Dr. King may be an icon within the media today, but there is still
something upsetting about the way his birthday is observed. Four
words "I have a dream" are often parroted out of context every
January 15th.
King, however, was not a dreamer at least not the teary-eyed,
mystic projected in the media. True, he was a visionary, but he
specialized in applied ethics. He even called himself "a drum major
for justice," and his mission, as he described it, was, "to disturb
the comfortable and comfort the disturbed." In fact, the oft-quoted
"I have a dream" speech was not about far-off visions. In his speech
in Washington, D.C., August 28, 1963, Dr. King confronted the
poverty, injustice, and "nightmare conditions" of American cities. In
its totality, the "I have a dream" speech was about the right of
oppressed and poor Americans to cash their promissory note in our
time. It was a call to action.
In 1986, Jesse Jackson wrote an essay on how Americans can protect
the legacy of Dr. King. Jackson's essay on the trivialization,
distortion, the emasculation of King's memory, is one of the
clearest, most relevant appreciations in print of Dr. King's work.
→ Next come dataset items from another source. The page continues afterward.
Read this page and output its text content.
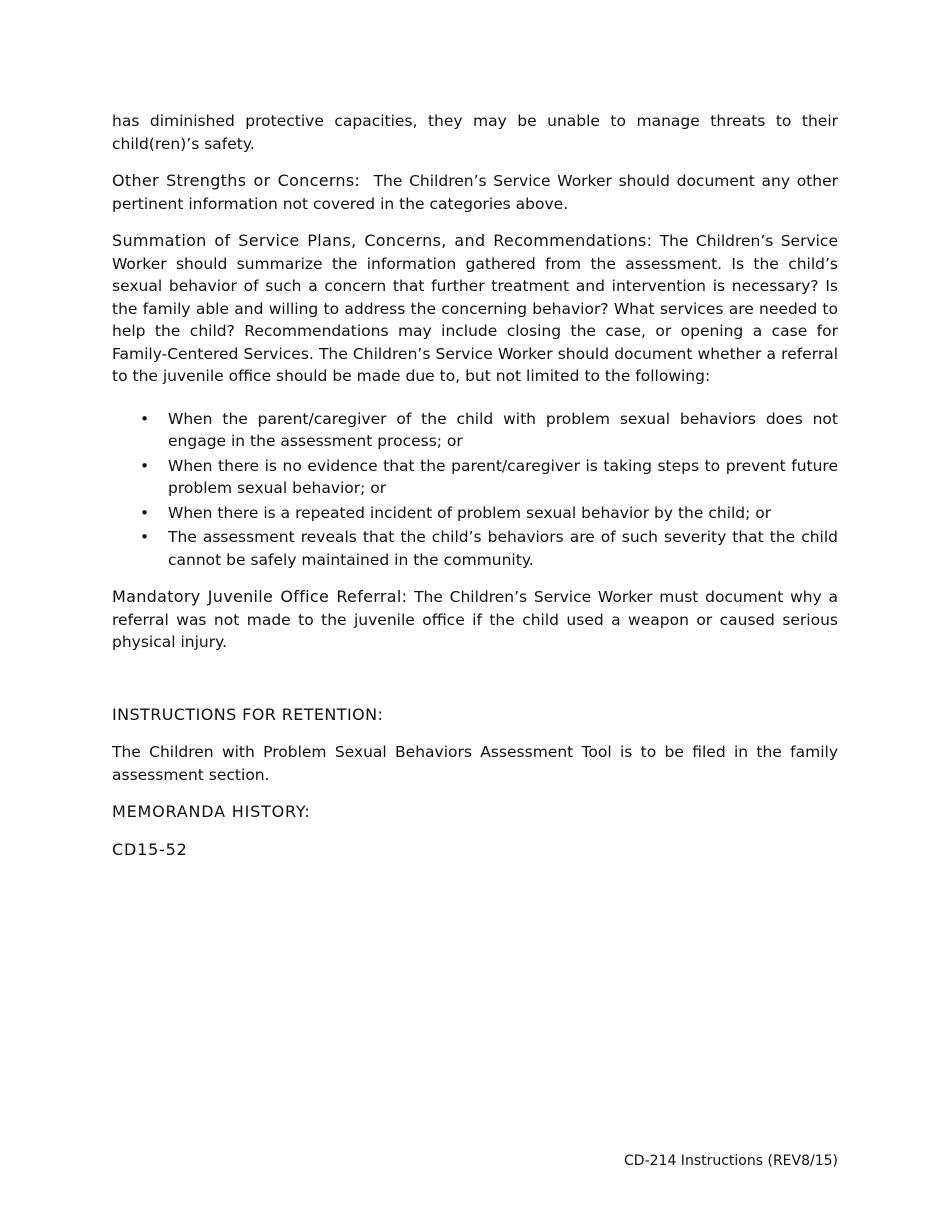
has diminished protective capacities, they may be unable to manage threats to their child(ren)’s safety.

Other Strengths or Concerns: The Children’s Service Worker should document any other pertinent information not covered in the categories above.

Summation of Service Plans, Concerns, and Recommendations: The Children’s Service Worker should summarize the information gathered from the assessment. Is the child’s sexual behavior of such a concern that further treatment and intervention is necessary? Is the family able and willing to address the concerning behavior? What services are needed to help the child? Recommendations may include closing the case, or opening a case for Family-Centered Services. The Children’s Service Worker should document whether a referral to the juvenile office should be made due to, but not limited to the following:

• When the parent/caregiver of the child with problem sexual behaviors does not engage in the assessment process; or
• When there is no evidence that the parent/caregiver is taking steps to prevent future problem sexual behavior; or
• When there is a repeated incident of problem sexual behavior by the child; or
• The assessment reveals that the child’s behaviors are of such severity that the child cannot be safely maintained in the community.

Mandatory Juvenile Office Referral: The Children’s Service Worker must document why a referral was not made to the juvenile office if the child used a weapon or caused serious physical injury.

INSTRUCTIONS FOR RETENTION:

The Children with Problem Sexual Behaviors Assessment Tool is to be filed in the family assessment section.

MEMORANDA HISTORY:

CD15-52

CD-214 Instructions (REV8/15)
Jackson wrote: "We must resist the media's weak and anemic memory of
a great man. To think of Dr. King only as a dreamer is to do
injustice to his memory and to the dream itself. Why is it that so
many politicians today want to emphasize that King was a dreamer? Is
it because they want us to believe that his dreams have become
reality, and that therefore, we should celebrate rather than continue
to fight? There is a struggle today to preserve the substance and the
integrity of Dr. King's legacy."
Today, the media often ignores the range and breadth of King's
teachings. His speeches on economlc justice, on our potential to
end poverty, on the power of organized mass action, his criticism of
the hostile media, his opposition to U.S. imperialism (a word he
dared to use) are rarely quoted, much less discussed with
understanding. In fact, successors to Dr. King who raise the same
concerns today are again treated with sneers, and their "ulterior
motives" are questioned. A genuine appreciation of Dr. King requires
respect for the totality of his work and an ongoing commitment to
struggle for peace and justice today.